Ainsi, conformément à l’article 10 du Règlement sur le plan de garantie des bâtiments résidentiels neufs, l’admissibilité de la réclamation découlera de la qualification de la problématique à titre de malfaçon, de vice caché ou de vice de construction, dans un contexte où plus la situation est dénoncée tardivement après la réception du bâtiment ou la fin des travaux, plus elle doit comporter une certaine gravité pour bénéficier d’une couverture de garantie.
À titre d’exemple, le Tribunal a déjà statué dans des cas d’ocre ferreuse quant à la crainte d’une obstruction du drain que « l’affirmation de la présence d’un danger ou de l’appréhension d’un problème éventuel ne sont pas la preuve d’un problème affectant réellement l’ouvrage (4) », tout comme il a déjà statué que « la jurisprudence arbitrale requiert habituellement que les fondations soient construites dans la nappe phréatique afin de déclarer qu’un problème d’ocre ferreuse constitue un vice majeur (5) ».
En bref, l’admissibilité d’une réclamation pour une problématique d’ocre ferreuse s’évalue en fonction de plusieurs critères, au cas par cas. Afin d’éviter les désagréments, l’entrepreneur conscient de présence d’ocre ferreuse dans une région aura donc tout intérêt à porter une attention particulière à certains aspects de sa construction, notamment le niveau de la dalle de béton du sous-sol au-dessus de la nappe phréatique et l’installation de cheminée de nettoyage.
SAVIEZ_VOUS QUE ?
En fonction de l’article 125 du Règlement sur le plan de garantie des bâtiments résidentiels neufs, les dépenses effectuées par les parties intéressées et l’administrateur pour la tenue de l’arbitrage (par exemple, les frais d’impression et les honoraires extrajudiciaires payés à l’avocat) sont supportées par chacun d’eux.
¹ https://www.rbq.gouv.qc.ca/citoyen/acheter-une-maison-neuve/problemes-particuliers/ocre-ferreuse.html
² Larouche et Habitations Clo-Bel inc., Me Michel A. Jeanniot, arbitre, Société pour la résolution des conflits inc. (SORECONI), 070926001 et 044872, 2007-12-14.

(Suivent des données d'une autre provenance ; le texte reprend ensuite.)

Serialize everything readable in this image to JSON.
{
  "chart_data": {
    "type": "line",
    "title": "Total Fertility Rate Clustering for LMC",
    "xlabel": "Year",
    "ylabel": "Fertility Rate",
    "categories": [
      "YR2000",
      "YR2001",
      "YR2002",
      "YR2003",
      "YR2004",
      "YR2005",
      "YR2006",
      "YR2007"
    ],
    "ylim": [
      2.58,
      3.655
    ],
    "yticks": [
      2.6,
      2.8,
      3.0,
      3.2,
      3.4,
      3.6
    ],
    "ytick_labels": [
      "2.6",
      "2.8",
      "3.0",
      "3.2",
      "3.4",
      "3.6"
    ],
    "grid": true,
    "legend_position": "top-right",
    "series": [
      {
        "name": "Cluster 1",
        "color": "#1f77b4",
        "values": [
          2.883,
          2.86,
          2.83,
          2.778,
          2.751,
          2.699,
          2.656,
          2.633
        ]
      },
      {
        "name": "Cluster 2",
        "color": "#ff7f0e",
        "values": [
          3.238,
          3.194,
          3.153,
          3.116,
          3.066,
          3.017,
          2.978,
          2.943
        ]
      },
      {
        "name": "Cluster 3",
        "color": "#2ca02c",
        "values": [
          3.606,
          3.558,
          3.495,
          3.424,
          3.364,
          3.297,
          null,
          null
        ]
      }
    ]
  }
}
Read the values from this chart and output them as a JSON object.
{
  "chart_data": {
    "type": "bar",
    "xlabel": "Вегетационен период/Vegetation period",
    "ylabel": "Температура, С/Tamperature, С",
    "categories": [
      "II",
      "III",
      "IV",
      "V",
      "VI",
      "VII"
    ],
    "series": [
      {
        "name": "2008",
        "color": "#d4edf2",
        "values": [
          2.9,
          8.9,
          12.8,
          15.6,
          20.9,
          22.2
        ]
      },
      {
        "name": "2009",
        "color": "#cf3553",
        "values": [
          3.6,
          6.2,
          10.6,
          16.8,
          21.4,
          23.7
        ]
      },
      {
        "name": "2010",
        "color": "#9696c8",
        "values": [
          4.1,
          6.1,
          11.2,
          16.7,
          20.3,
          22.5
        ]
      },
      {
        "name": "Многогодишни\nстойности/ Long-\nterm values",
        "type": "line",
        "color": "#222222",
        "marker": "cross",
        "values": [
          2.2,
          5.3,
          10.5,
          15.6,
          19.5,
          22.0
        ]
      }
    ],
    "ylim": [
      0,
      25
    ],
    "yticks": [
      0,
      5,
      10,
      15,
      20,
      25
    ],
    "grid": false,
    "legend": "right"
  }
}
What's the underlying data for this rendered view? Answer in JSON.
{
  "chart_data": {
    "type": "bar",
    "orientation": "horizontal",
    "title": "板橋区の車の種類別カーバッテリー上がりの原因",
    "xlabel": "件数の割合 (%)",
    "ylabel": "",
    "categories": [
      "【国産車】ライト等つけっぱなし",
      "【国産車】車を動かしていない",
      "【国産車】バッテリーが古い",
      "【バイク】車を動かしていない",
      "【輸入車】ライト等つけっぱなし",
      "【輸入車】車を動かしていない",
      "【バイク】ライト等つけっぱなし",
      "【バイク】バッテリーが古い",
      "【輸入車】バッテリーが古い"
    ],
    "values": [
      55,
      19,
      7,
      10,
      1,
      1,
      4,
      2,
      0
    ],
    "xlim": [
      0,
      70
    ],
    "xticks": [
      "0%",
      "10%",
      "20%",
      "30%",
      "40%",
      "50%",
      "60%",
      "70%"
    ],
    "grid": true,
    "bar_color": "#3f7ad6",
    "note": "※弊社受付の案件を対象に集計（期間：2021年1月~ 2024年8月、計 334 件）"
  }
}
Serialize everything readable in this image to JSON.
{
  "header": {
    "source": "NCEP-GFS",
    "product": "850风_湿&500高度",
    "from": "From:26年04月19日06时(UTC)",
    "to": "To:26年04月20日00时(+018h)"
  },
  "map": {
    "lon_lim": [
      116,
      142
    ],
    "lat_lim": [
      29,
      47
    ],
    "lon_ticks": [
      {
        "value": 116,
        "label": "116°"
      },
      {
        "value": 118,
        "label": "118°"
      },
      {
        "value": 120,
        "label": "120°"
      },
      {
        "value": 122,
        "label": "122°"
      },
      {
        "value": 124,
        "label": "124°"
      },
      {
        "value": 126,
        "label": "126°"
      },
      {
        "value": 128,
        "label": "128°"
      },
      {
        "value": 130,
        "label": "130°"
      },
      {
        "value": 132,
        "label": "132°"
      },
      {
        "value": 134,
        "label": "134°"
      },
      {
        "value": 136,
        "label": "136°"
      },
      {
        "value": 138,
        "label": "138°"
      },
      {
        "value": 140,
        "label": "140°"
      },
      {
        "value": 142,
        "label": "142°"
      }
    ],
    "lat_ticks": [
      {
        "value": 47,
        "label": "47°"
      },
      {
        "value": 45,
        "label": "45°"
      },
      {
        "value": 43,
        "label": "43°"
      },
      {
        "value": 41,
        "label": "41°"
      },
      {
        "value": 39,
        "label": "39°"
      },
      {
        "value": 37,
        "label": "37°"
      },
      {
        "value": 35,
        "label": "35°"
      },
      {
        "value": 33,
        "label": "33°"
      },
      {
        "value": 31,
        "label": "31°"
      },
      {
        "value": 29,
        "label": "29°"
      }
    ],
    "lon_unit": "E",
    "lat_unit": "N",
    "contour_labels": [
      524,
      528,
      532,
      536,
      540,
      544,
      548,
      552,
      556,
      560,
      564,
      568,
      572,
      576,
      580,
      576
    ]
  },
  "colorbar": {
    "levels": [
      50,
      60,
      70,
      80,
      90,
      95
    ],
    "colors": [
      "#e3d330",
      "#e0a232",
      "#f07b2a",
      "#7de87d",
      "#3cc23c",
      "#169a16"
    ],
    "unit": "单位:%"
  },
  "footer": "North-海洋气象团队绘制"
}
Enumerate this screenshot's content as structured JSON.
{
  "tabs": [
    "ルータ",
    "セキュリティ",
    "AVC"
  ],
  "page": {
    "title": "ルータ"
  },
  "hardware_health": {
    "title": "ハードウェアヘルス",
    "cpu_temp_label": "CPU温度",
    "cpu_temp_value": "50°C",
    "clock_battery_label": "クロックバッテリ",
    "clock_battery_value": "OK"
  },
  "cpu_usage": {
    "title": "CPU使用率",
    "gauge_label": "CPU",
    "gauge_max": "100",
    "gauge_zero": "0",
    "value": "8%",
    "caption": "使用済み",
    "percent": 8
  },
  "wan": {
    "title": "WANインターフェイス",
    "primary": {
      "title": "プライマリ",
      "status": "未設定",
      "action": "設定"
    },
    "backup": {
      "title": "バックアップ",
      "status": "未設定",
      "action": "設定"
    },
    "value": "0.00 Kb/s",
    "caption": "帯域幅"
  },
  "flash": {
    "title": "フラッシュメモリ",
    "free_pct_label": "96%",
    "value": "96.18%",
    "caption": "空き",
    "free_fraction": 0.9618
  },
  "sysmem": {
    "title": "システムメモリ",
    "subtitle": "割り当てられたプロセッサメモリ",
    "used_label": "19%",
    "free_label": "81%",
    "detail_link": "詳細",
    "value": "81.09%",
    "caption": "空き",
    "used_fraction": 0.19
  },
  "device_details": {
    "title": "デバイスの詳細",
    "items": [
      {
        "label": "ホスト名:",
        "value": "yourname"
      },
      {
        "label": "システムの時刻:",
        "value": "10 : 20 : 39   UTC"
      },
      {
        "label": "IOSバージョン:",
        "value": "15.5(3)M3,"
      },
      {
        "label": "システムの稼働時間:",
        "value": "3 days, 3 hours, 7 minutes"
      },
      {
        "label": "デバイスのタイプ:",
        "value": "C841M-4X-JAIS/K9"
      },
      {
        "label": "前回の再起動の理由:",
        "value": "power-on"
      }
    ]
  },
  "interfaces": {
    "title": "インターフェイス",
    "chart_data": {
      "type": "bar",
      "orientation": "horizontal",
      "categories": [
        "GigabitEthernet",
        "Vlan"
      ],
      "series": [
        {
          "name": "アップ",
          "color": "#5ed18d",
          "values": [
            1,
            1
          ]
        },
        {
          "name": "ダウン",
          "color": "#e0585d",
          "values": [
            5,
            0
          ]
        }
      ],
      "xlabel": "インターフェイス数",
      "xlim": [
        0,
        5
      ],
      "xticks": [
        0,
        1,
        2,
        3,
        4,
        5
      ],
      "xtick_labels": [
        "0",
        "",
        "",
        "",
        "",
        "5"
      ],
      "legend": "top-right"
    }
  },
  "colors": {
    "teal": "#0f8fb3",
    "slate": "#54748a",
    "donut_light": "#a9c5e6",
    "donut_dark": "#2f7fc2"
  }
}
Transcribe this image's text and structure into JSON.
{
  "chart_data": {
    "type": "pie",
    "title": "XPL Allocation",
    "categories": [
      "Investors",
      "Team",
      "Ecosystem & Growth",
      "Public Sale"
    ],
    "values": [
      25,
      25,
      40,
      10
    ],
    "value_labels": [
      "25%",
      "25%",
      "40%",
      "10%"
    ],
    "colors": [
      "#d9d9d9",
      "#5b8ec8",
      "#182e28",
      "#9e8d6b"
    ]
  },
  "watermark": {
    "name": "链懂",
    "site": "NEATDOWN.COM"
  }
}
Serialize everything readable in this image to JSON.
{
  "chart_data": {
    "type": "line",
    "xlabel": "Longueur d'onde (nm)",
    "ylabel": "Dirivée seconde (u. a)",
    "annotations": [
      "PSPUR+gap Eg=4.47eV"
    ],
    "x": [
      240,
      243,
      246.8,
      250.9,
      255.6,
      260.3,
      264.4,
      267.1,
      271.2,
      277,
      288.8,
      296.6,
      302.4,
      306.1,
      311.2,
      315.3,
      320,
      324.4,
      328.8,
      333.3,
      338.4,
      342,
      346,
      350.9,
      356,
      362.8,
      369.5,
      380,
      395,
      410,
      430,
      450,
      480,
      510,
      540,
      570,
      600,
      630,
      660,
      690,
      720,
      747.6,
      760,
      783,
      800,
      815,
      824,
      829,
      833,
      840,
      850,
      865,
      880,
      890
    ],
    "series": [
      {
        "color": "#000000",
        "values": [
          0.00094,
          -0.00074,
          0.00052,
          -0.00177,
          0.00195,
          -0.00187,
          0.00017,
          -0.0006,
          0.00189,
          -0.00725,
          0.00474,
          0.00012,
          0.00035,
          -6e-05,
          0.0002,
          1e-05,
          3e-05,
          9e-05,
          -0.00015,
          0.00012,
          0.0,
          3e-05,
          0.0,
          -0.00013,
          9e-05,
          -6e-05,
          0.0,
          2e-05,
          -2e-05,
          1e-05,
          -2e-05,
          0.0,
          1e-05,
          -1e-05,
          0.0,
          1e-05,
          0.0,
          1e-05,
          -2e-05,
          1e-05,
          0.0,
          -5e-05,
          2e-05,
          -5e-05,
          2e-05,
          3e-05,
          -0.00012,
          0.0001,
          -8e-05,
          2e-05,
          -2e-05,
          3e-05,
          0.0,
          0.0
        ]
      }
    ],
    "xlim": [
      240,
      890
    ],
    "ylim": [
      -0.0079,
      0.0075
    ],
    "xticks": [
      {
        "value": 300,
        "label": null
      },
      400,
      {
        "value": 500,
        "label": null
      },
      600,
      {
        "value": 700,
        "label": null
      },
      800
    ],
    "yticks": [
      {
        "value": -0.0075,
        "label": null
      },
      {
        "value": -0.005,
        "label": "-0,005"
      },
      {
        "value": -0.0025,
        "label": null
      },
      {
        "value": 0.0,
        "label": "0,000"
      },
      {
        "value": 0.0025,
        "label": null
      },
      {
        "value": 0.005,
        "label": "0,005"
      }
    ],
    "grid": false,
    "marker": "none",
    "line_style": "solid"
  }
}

³ Kuzma et Groupe immobilier Grilli inc., Me Michel A. Jeanniot, arbitre, Société pour la résolution des conflits inc. (SORECONI), 071207001 et 041975, 2008-05-30.
(4) Hecht Gaertner et Réseau Viva international inc., Me Johanne Despatis, arbitre, Groupe d’arbitrage et de médiation sur mesure (GAMM), 2009-13-002 et 132155-1 (09-362SP), 2009-12-23.
(5) Syndicat de copropriété 51 Carmel et 140607 Canada inc. (Construction Ro-Bert), Me Philippe Patry, arbitre, Centre canadien d’arbitrage commercial (CCAC), S11-080101-NP et 11-356FL, 2012-04-09.